但演示之前,我們先鞏固下基礎,首先需要明白pid的格式:
可以參見這篇文章:
pid的核心內容摘抄如下:
Printed process ids < A.B.C > are composed of [6]:
A, the node number (0 is the local node, an arbitrary number for a remote node)
B, the first 15 bits of the process number (an index into the process table) [7]
C, bits 16-18 of the process number (the same process number as B) [7]
再參見Erlang External Term Format 文件的章節9.10
描述了PID_EXT的組成:
1 N 4 4 1
103 Node ID Serial Creation
Table 9.16:
Encode a process identifier object (obtained from spawn/3 or friends). The ID and Creation fields works just like in REFERENCE_EXT, while the Serial field is used to improve safety. In ID, only 15 bits are significant; the rest should be 0.

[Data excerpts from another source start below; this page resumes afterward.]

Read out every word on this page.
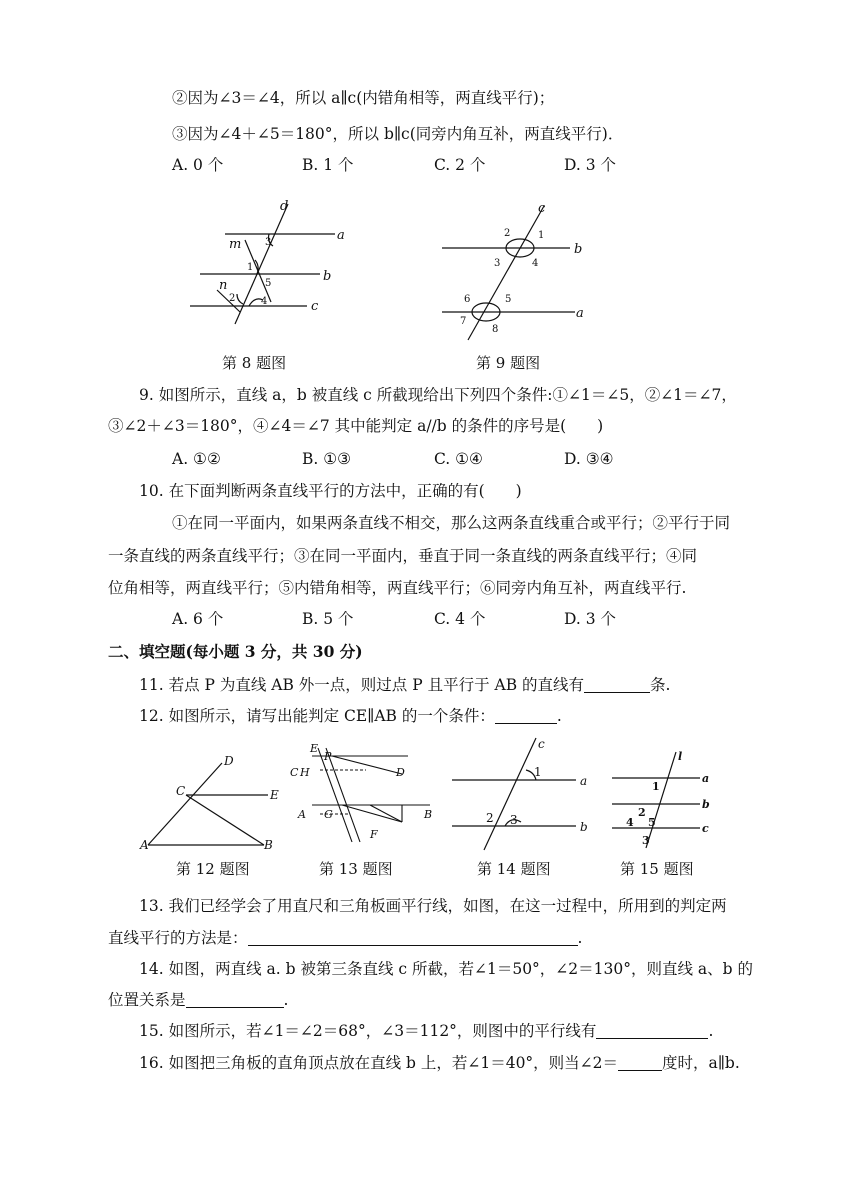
②因为∠3＝∠4，所以 a∥c(内错角相等，两直线平行)；
③因为∠4＋∠5＝180°，所以 b∥c(同旁内角互补，两直线平行)．
A. 0 个	B. 1 个	C. 2 个	D. 3 个
d
a
b
c
m
n
3
1
5
2	4
第 8 题图
c
b
a
2	1
3	4
6	5
7
8
第 9 题图
9. 如图所示，直线 a，b 被直线 c 所截现给出下列四个条件:①∠1＝∠5，②∠1＝∠7，
③∠2＋∠3＝180°，④∠4＝∠7 其中能判定 a//b 的条件的序号是(　　)
A. ①②	B. ①③	C. ①④	D. ③④
10. 在下面判断两条直线平行的方法中，正确的有(　　)
①在同一平面内，如果两条直线不相交，那么这两条直线重合或平行；②平行于同
一条直线的两条直线平行；③在同一平面内，垂直于同一条直线的两条直线平行；④同
位角相等，两直线平行；⑤内错角相等，两直线平行；⑥同旁内角互补，两直线平行.
A. 6 个	B. 5 个	C. 4 个	D. 3 个
二、填空题(每小题 3 分，共 30 分)
11. 若点 P 为直线 AB 外一点，则过点 P 且平行于 AB 的直线有	条.
12. 如图所示，请写出能判定 CE∥AB 的一个条件：	.
A	B
C
D
E
第 12 题图
E
P
C H	D
A G	B
F
第 13 题图
c
a
b
1
2 3
第 14 题图
l
a
b
c
1
2
4 5
3
第 15 题图
13. 我们已经学会了用直尺和三角板画平行线，如图，在这一过程中，所用到的判定两
直线平行的方法是：	.
14. 如图，两直线 a. b 被第三条直线 c 所截，若∠1＝50°，∠2＝130°，则直线 a、b 的
位置关系是	.
15. 如图所示，若∠1＝∠2＝68°，∠3＝112°，则图中的平行线有	.
16. 如图把三角板的直角顶点放在直线 b 上，若∠1＝40°，则当∠2＝	度时，a∥b.
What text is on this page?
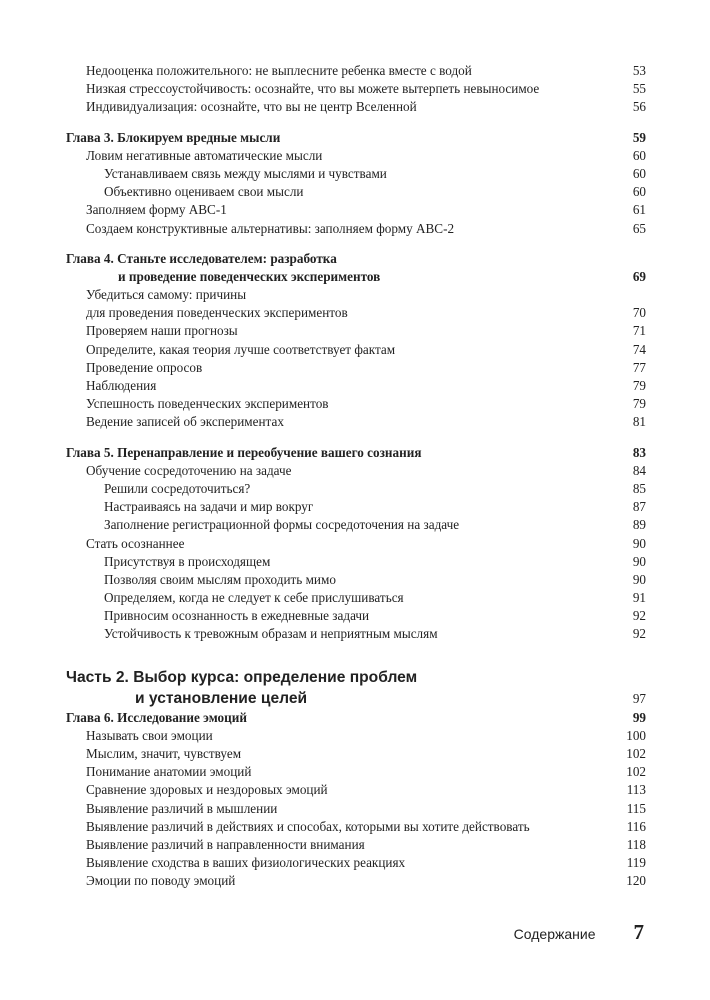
Недооценка положительного: не выплесните ребенка вместе с водой	53
Низкая стрессоустойчивость: осознайте, что вы можете вытерпеть невыносимое	55
Индивидуализация: осознайте, что вы не центр Вселенной	56
Глава 3. Блокируем вредные мысли	59
Ловим негативные автоматические мысли	60
Устанавливаем связь между мыслями и чувствами	60
Объективно оцениваем свои мысли	60
Заполняем форму АВС-1	61
Создаем конструктивные альтернативы: заполняем форму АВС-2	65
Глава 4. Станьте исследователем: разработка
и проведение поведенческих экспериментов	69
Убедиться самому: причины
для проведения поведенческих экспериментов	70
Проверяем наши прогнозы	71
Определите, какая теория лучше соответствует фактам	74
Проведение опросов	77
Наблюдения	79
Успешность поведенческих экспериментов	79
Ведение записей об экспериментах	81
Глава 5. Перенаправление и переобучение вашего сознания	83
Обучение сосредоточению на задаче	84
Решили сосредоточиться?	85
Настраиваясь на задачи и мир вокруг	87
Заполнение регистрационной формы сосредоточения на задаче	89
Стать осознаннее	90
Присутствуя в происходящем	90
Позволяя своим мыслям проходить мимо	90
Определяем, когда не следует к себе прислушиваться	91
Привносим осознанность в ежедневные задачи	92
Устойчивость к тревожным образам и неприятным мыслям	92
Часть 2. Выбор курса: определение проблем
и установление целей	97
Глава 6. Исследование эмоций	99
Называть свои эмоции	100
Мыслим, значит, чувствуем	102
Понимание анатомии эмоций	102
Сравнение здоровых и нездоровых эмоций	113
Выявление различий в мышлении	115
Выявление различий в действиях и способах, которыми вы хотите действовать	116
Выявление различий в направленности внимания	118
Выявление сходства в ваших физиологических реакциях	119
Эмоции по поводу эмоций	120
Содержание 7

我們可以看到一個欄位 Creation, 這個東西我們之前怎麼沒見過呢?
參考erlang的文件 我們可以知道:
creation
Returns the creation of the local node as an integer. The creation is changed when a node is restarted. The creation of a node is stored in process identifiers, port identifiers, and references. This makes it (to some extent) possible to distinguish between identifiers from different incarnations of a node. Currently valid creations are integers in the range 1..3, but this may (probably will) change in the future. If the node is not alive, 0 is returned.
追蹤這個creation的來源,我們知道這個變數來自epmd. 具體點的描述就是每次節點都會像epmd註冊名字,epmd會給節點返回這個creation. net_kernel會把這個creation通過set_node這個bif登記到該節點的erts_this_dist_entry->creation中去:
/* erl_node_tables.c */ void erts_set_this_node(Eterm sysname, Uint creation) { ... erts_this_dist_entry->sysname = sysname; erts_this_dist_entry->creation = creation; ... } /*epmd_srv.c */ ... /* When reusing we change the "creation" number 1..3 */ node->creation = node->creation % 3 + 1; ...
從上面的程式碼可以看出creation取值是1-3,每次登記的時候+1. 未聯網的節點creation為0.
知道了createion的來龍去脈後,我們再看下DistEntry的資料結構,這個資料結構基本上代表了聯網的節點和外面世界的互動。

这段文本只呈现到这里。